@startuml Plain Text Plugin Architecture
!include shared_interfaces.puml
!include shared_utilities.puml
package "Plain Text Plugin" {
class PlainTextPlugin {
- nlpProcessor: NLPProcessor
- paragraphDetector: ParagraphDetector
- topicExtractor: TopicExtractor
- sentenceSplitter: SentenceSplitter
- semanticChunker: SemanticChunker
+ indexFile(path, content): IndexShard
+ supports(path): bool
+ search(query, opts): SearchResult[]
+ processNaturalLanguage(content): ProcessedText
}
class NLPProcessor {
- tokenizer: Tokenizer
- posTagger: POSTagger
+ tokenize(text): Token[]
+ extractKeywords(text): Keyword[]
+ detectLanguage(text): string
+ analyzeComplexity(text): ComplexityScore
}
class ParagraphDetector {
- minParagraphLength: int
- paragraphSeparators: string[]
+ detectParagraphs(text): Paragraph[]
+ inferStructure(paragraphs): DocumentStructure
+ groupRelatedParagraphs(paragraphs): ParagraphGroup[]
}
class TopicExtractor {
- topicModel: TopicModel
- minTopicCoherence: float
+ extractTopics(text): Topic[]
+ findMainThemes(paragraphs): Theme[]
+ calculateTopicSimilarity(t1, t2): float
+ groupByTopic(paragraphs): TopicGroup[]
}
class SentenceSplitter {
- abbreviations: Set<string>
- sentenceEnders: string[]
+ splitSentences(text): Sentence[]
+ detectBoundaries(text): int[]
+ handleAbbreviations(text): string
+ preserveFormatting(sentences): Sentence[]
}
class SemanticChunker {
- targetChunkSize: int
- coherenceThreshold: float
+ createSemanticChunks(paragraphs): Chunk[]

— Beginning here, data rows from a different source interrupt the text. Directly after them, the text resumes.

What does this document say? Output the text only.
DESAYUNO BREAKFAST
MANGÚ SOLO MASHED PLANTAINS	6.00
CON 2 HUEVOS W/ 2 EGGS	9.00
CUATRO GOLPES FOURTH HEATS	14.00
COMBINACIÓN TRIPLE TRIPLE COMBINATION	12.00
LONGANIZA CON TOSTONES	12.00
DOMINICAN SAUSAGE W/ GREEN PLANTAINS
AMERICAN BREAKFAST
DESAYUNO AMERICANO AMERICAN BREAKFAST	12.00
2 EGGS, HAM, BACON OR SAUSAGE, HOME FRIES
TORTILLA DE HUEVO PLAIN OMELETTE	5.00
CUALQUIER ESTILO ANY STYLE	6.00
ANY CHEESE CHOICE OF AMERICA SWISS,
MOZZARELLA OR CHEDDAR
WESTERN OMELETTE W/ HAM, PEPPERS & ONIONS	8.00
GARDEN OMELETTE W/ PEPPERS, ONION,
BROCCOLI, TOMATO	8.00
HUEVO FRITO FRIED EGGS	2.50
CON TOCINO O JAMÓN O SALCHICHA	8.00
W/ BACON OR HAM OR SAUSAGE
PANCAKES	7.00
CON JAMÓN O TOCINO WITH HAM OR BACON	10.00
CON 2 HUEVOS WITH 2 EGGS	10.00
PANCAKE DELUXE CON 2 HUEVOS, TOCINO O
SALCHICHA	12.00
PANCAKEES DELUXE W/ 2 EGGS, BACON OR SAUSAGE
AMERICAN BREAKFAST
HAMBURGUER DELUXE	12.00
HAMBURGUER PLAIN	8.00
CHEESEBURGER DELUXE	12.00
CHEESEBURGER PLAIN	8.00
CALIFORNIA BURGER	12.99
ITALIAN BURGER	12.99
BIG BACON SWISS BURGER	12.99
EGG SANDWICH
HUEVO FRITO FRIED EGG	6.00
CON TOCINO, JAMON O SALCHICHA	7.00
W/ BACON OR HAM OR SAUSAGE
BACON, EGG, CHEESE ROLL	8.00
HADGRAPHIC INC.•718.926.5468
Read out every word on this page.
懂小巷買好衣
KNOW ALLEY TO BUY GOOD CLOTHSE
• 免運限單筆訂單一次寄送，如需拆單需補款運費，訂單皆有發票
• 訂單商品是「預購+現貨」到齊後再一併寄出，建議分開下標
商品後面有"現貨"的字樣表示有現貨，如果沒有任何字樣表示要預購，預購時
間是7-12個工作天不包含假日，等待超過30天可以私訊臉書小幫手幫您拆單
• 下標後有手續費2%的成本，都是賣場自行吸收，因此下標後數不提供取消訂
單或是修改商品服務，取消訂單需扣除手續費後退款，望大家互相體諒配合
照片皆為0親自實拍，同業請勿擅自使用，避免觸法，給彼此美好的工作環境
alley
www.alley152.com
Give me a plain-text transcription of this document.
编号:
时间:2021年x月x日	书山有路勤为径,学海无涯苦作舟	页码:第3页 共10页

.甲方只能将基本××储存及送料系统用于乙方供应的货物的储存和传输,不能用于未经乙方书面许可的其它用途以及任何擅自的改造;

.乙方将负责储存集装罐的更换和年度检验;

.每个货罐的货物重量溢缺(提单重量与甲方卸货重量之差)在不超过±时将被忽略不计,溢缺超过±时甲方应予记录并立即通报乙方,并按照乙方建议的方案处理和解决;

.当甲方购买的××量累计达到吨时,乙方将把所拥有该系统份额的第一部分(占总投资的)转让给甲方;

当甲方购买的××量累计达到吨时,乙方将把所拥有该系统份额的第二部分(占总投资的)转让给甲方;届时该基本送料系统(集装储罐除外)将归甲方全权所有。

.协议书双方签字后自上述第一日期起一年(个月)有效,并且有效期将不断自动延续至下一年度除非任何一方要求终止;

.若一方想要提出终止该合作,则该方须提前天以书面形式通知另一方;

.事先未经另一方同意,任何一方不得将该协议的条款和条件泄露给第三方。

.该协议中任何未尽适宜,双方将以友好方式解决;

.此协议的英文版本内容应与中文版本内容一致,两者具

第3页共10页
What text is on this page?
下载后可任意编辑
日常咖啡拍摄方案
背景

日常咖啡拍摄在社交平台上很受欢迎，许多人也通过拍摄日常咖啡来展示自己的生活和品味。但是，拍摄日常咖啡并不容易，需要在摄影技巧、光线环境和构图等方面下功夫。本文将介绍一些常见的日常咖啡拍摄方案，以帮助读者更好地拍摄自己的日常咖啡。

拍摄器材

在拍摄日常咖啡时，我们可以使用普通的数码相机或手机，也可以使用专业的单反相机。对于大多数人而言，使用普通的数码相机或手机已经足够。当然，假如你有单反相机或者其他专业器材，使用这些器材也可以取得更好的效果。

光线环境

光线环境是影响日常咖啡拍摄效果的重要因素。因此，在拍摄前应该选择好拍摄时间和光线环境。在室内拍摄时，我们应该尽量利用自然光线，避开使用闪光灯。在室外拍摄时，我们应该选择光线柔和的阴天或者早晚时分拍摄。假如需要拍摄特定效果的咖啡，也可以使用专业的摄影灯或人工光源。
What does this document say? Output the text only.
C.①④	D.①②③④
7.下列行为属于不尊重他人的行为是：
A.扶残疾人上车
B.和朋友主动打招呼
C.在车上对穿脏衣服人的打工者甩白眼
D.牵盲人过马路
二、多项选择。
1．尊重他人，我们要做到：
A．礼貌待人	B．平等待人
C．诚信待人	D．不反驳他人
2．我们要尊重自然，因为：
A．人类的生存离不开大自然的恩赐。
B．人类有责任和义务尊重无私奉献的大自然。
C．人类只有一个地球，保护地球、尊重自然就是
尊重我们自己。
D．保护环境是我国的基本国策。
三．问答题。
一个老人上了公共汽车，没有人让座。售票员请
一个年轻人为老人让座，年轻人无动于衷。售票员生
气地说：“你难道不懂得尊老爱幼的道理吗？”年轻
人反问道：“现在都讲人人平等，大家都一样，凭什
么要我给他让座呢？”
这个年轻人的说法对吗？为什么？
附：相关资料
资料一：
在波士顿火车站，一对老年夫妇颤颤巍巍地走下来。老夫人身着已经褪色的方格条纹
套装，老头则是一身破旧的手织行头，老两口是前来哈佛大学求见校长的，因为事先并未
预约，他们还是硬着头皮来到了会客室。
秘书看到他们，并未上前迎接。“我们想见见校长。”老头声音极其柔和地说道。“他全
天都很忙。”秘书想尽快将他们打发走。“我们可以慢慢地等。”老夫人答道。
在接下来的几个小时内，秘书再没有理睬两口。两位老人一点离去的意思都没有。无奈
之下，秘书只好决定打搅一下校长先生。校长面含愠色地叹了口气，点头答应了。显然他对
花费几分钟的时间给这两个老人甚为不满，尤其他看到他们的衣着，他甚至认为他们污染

+ measureCoherence(p1, p2): float
+ optimizeChunkBoundaries(chunks): Chunk[]
+ addOverlap(chunks): Chunk[]
}
class ProcessedText {
+ paragraphs: Paragraph[]
+ sentences: Sentence[]
+ topics: Topic[]
+ chunks: Chunk[]
+ metadata: TextMetadata
}
class Paragraph {
+ id: string
+ content: string
+ sentences: Sentence[]
+ topic: Topic
+ startPos: int
+ endPos: int
}
class TextChunk {
+ id: string
+ content: string
+ paragraphs: Paragraph[]
+ coherenceScore: float
+ metadata: ChunkMetadata
}
}
' Relationships
PlainTextPlugin --> NLPProcessor : uses
PlainTextPlugin --> ParagraphDetector : uses
PlainTextPlugin --> TopicExtractor : uses
PlainTextPlugin --> SentenceSplitter : uses
PlainTextPlugin --> SemanticChunker : uses
PlainTextPlugin --|> BaseDocumentPlugin
ParagraphDetector --> Paragraph : creates
SemanticChunker --> TextChunk : creates
PlainTextPlugin --> ProcessedText : produces
' External dependencies
PlainTextPlugin ..> IPlugin : implements
PlainTextPlugin ..> SemanticIndexer : integrates
NLPProcessor ..> "External NLP Library" : may use
@enduml